Spike laughed. “You think I’m impatient?”

“You have the attention span of a gnat.”

“Hey, pot, let me introduce you to my good friend the kettle.”

“What does that even mean?”

Spike groaned.

“I mean, I get the hypocrite thing, but – never mind. I’d like to stop feeling like I need to say only what other people want to hear.” She watched his expression shut down: thinking-face. Her heart sank. Oh, Spike. Please don’t bolt.

“Never noticed you doin’ that with me,” he said carefully.

“You’re special.”

“Lucky me.”

Buffy frowned. “You really don’t get it, do you?”

“Get what?”

“You are the only person I have ever known in the whole of my life that I don’t tie myself in knots trying to please.”

“An’ I should be happy about this?”

Yes!

“Why?”

Buffy huffed in frustration. “My God, you’re stupid sometimes.”

“Gee, thanks.”

“Why are you making me say this?”

“I’ve no idea what you’re sayin’!”

“You’re safe.”

Spike let out a sharp bark of laughter. “Safe? Me?”

“It’s like I was saying about phone calls. I always plan them out in advance. Always. Except when I call you.”

Buffy would have given anything to be able to read him just then. But he was still so guarded. She got that she probably wasn’t saying it right, but she didn’t know what she was supposed to do to make it better. She sighed. “You know – back when I thought you were dead – if I was worried about something, I’d just ask myself what you’d say.”

He looked like he was bracing for impact. “What’d I say?”
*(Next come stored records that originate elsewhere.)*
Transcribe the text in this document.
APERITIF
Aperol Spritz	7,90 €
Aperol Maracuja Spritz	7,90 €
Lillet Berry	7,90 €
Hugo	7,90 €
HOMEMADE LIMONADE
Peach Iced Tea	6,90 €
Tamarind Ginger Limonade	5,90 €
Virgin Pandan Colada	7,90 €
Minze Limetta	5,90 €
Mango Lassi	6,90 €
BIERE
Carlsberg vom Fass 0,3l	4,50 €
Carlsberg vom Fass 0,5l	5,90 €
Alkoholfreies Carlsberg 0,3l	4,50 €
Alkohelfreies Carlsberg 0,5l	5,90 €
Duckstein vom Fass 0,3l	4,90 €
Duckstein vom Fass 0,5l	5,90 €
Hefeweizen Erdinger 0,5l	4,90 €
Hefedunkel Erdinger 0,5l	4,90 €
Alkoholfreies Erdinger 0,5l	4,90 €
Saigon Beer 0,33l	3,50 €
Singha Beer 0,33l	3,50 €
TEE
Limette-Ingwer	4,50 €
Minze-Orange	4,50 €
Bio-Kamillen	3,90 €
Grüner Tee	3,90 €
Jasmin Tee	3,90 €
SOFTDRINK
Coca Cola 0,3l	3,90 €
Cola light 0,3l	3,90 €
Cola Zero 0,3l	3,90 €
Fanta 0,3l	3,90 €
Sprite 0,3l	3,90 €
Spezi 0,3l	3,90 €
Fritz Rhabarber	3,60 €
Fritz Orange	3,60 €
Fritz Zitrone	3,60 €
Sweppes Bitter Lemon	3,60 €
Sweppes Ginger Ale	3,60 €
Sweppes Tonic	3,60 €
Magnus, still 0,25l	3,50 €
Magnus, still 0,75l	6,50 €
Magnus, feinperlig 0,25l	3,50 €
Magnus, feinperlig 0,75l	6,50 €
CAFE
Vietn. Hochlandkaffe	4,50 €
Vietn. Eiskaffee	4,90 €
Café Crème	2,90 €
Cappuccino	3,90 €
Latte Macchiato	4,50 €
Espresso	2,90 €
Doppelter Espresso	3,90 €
She laughed, hard and brittle and sharp. “Usually it was ‘you’re stupid and you’re gonna die’.”

His mouth twitched. “Sounds about right.”

“Other times you said stuff about when I could have jam.”

“Jam, huh?”

“Yup.”

Then Buffy’s eyes did that freaky thing where they seemed to grow big enough to fill up half her face. He had to fight not to lose himself when they did that.

Wavering slightly, she started: “That last year in Sunnydale—”

“Buffy….” He’d meant to sound firm and decisive. It came out like whining.

And then he bolted. He did it less brutally than he had the last time, but he totally, totally bolted.